Egli venne a comunicarmi la sua profonda e austera visione biblica di Jaele e di Dèbora. «Sia benedetta, sopra tutte le donne, Jael moglie di Heber Cheneo; sia benedetta sopra tutte le donne che stanno in padiglioni.»
Chi oggi intende parlare all’anima degli Italiani deve dunque ricorrere al gesto di Jael? deve conficcar nell’orecchio prono la verità, col piuolo e col martello?
«Sieno così conficcati in eterno, dentro i laberinti della carne, o Dio d’Italia, o Signore della Patria futura, tutti i tuoi comandamenti.
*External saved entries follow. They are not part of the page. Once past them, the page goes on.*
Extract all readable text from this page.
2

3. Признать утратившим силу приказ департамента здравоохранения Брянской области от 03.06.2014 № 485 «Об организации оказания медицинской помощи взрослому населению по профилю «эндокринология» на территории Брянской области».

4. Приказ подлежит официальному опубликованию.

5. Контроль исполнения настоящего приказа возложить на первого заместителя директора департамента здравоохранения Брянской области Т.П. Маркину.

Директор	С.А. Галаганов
E la Patria sia come quando il sole esce fuori nella sua forza.»
E non m’importa, dopo questo versetto foggiato dalla mia sollecitudine, non m’importa che il cantico di Dèbora affermi come il paese avesse riposo per quarant’anni.
Non c’è bisogno di riposo. C’è qui qualcuno che non si riposa se non quando ha le ossa rotte. E non c’è oggi colpo di bastone che abbia rotto le vèrtebre all’Italia vera e vivente, né c’è percossa della sorte che sia riescita a tenermi supino o prono.